Vistos los preceptos legales aplicables concordantes y demás de general y pertinente aplicación.

Fallo

SE ESTIMAN los recursos planteados por dª María Inés Y Dª Luisa y se DESESTIMA el planteado por ESTACIONES DE SERVICIO CAMPOL S.L. contra la sentencia dictada el 17 de Julio de 2.007 por el Juzgado 1 de lo Mercantil en autos 488/06 declarando que las dos recurrentes en primer lugar carecen de legitimación pasiva, absolviéndolas de las pretensiones deducidas en este procedimiento, con imposición a la actora de las costas causadas por las mismas en primera instancia, sin expresa imposición de las derivadas de esta alzada; se mantienen, en cuanto al codemandado sociedad CAMPOL S.L. los pronunciamientos de la sentencia dictada en primera instancia, con imposición al mismo de las costas de primera instancia, respecto de la actora, así como los de segunda instancia, por la desestimación del recurso planteado.
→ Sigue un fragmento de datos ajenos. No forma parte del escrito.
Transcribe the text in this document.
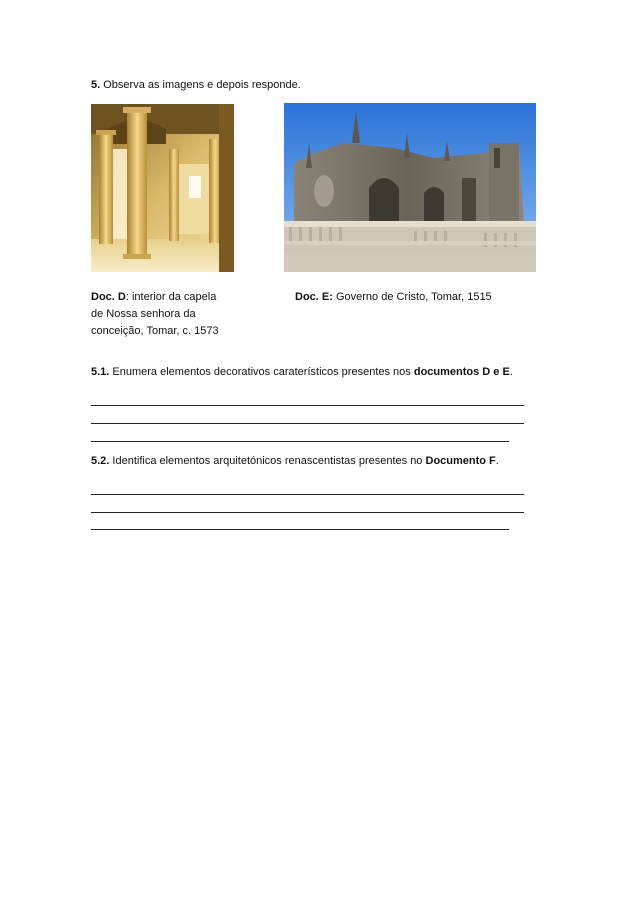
5. Observa as imagens e depois responde.
Doc. D: interior da capela
de Nossa senhora da
conceição, Tomar, c. 1573
Doc. E: Governo de Cristo, Tomar, 1515
5.1. Enumera elementos decorativos caraterísticos presentes nos documentos D e E.
5.2. Identifica elementos arquitetónicos renascentistas presentes no Documento F.
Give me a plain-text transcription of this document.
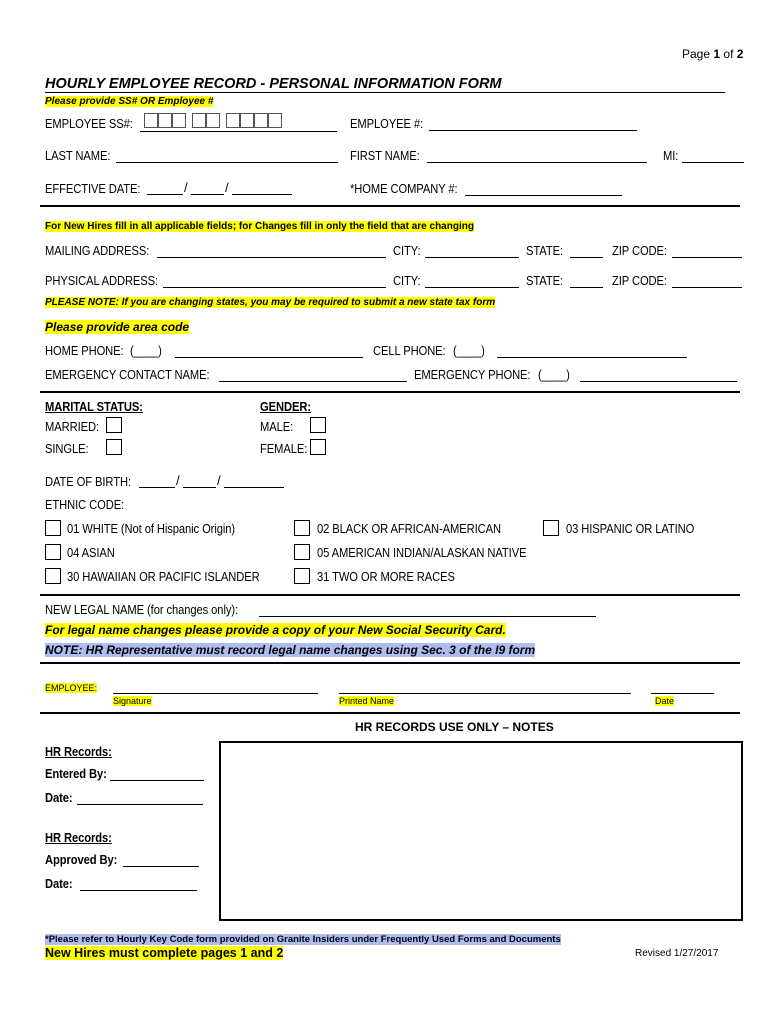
Page 1 of 2
HOURLY EMPLOYEE RECORD - PERSONAL INFORMATION FORM
Please provide SS# OR Employee #
EMPLOYEE SS#:	EMPLOYEE #:
LAST NAME:	FIRST NAME:	MI:
EFFECTIVE DATE:	/	/	*HOME COMPANY #:
For New Hires fill in all applicable fields; for Changes fill in only the field that are changing
MAILING ADDRESS:	CITY:	STATE:	ZIP CODE:
PHYSICAL ADDRESS:	CITY:	STATE:	ZIP CODE:
PLEASE NOTE: If you are changing states, you may be required to submit a new state tax form
Please provide area code
HOME PHONE: (____)	CELL PHONE: (____)
EMERGENCY CONTACT NAME:	EMERGENCY PHONE: (____)
MARITAL STATUS:
MARRIED:
SINGLE:
GENDER:
MALE:
FEMALE:
DATE OF BIRTH:	/	/
ETHNIC CODE:
01 WHITE (Not of Hispanic Origin)	02 BLACK OR AFRICAN-AMERICAN	03 HISPANIC OR LATINO
04 ASIAN	05 AMERICAN INDIAN/ALASKAN NATIVE
30 HAWAIIAN OR PACIFIC ISLANDER	31 TWO OR MORE RACES
NEW LEGAL NAME (for changes only):
For legal name changes please provide a copy of your New Social Security Card.
NOTE: HR Representative must record legal name changes using Sec. 3 of the I9 form
EMPLOYEE:
Signature	Printed Name	Date
HR RECORDS USE ONLY – NOTES
HR Records:
Entered By:
Date:
HR Records:
Approved By:
Date:
*Please refer to Hourly Key Code form provided on Granite Insiders under Frequently Used Forms and Documents
New Hires must complete pages 1 and 2	Revised 1/27/2017
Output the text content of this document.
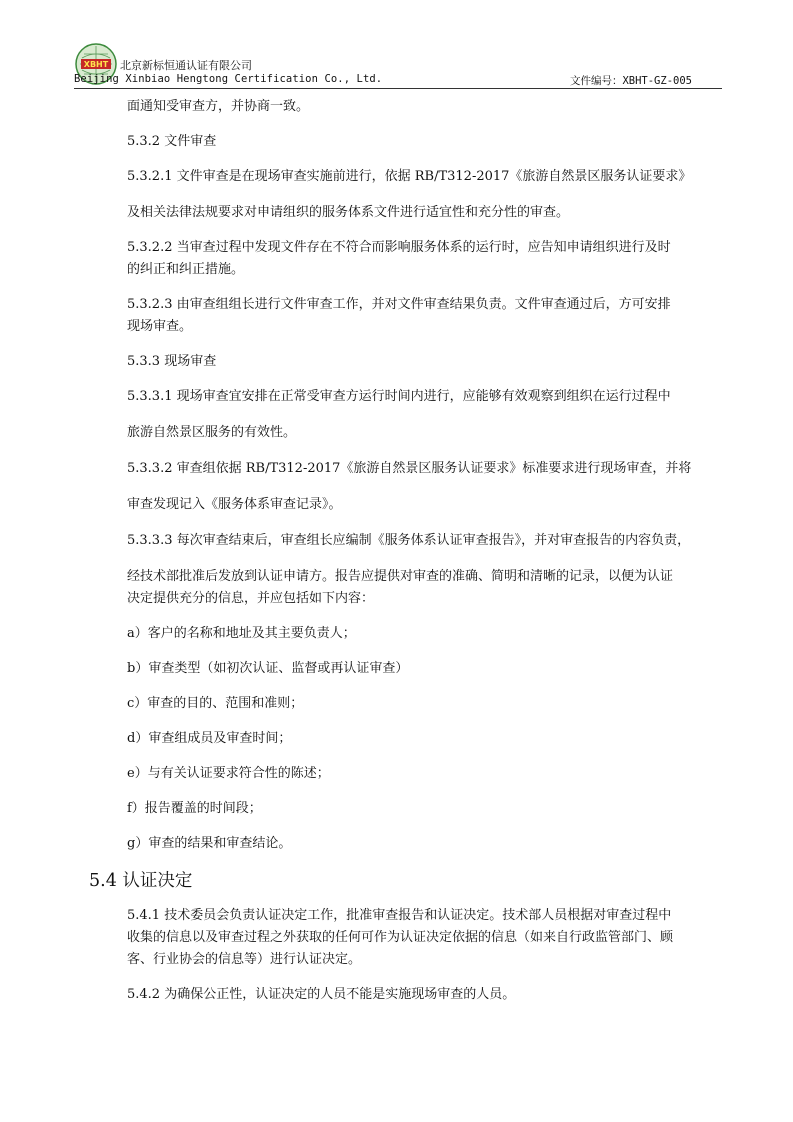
XBHT 北京新标恒通认证有限公司
Beijing Xinbiao Hengtong Certification Co., Ltd.	文件编号：XBHT-GZ-005

面通知受审查方，并协商一致。

5.3.2 文件审查

5.3.2.1 文件审查是在现场审查实施前进行，依据 RB/T312-2017《旅游自然景区服务认证要求》

及相关法律法规要求对申请组织的服务体系文件进行适宜性和充分性的审查。

5.3.2.2 当审查过程中发现文件存在不符合而影响服务体系的运行时，应告知申请组织进行及时

的纠正和纠正措施。

5.3.2.3 由审查组组长进行文件审查工作，并对文件审查结果负责。文件审查通过后，方可安排

现场审查。

5.3.3 现场审查

5.3.3.1 现场审查宜安排在正常受审查方运行时间内进行，应能够有效观察到组织在运行过程中

旅游自然景区服务的有效性。

5.3.3.2 审查组依据 RB/T312-2017《旅游自然景区服务认证要求》标准要求进行现场审查，并将

审查发现记入《服务体系审查记录》。

5.3.3.3 每次审查结束后，审查组长应编制《服务体系认证审查报告》，并对审查报告的内容负责，

经技术部批准后发放到认证申请方。报告应提供对审查的准确、简明和清晰的记录，以便为认证

决定提供充分的信息，并应包括如下内容：

a）客户的名称和地址及其主要负责人；

b）审查类型（如初次认证、监督或再认证审查）

c）审查的目的、范围和准则；

d）审查组成员及审查时间；

e）与有关认证要求符合性的陈述；

f）报告覆盖的时间段；

g）审查的结果和审查结论。

5.4 认证决定

5.4.1 技术委员会负责认证决定工作，批准审查报告和认证决定。技术部人员根据对审查过程中

收集的信息以及审查过程之外获取的任何可作为认证决定依据的信息（如来自行政监管部门、顾

客、行业协会的信息等）进行认证决定。

5.4.2 为确保公正性，认证决定的人员不能是实施现场审查的人员。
Notifíquese esta resolución a las partes y, de conformidad con lo establecido en el artículo 207.4 Ley de Enjuiciamiento Civil 1/2000 , una vez transcurridos los plazos previstos, en su caso, para recurrir sin haberse impugnado, quedará firme, sin necesidad de ulterior declaración; procediéndose a devolver los autos originales, junto con certificación literal de la presente resolución y el oportuno oficio, al Juzgado de su procedencia.

Así, por esta nuestra sentencia, de la que se unirá certificación al rollo, la pronunciamos, mandamos y firmamos.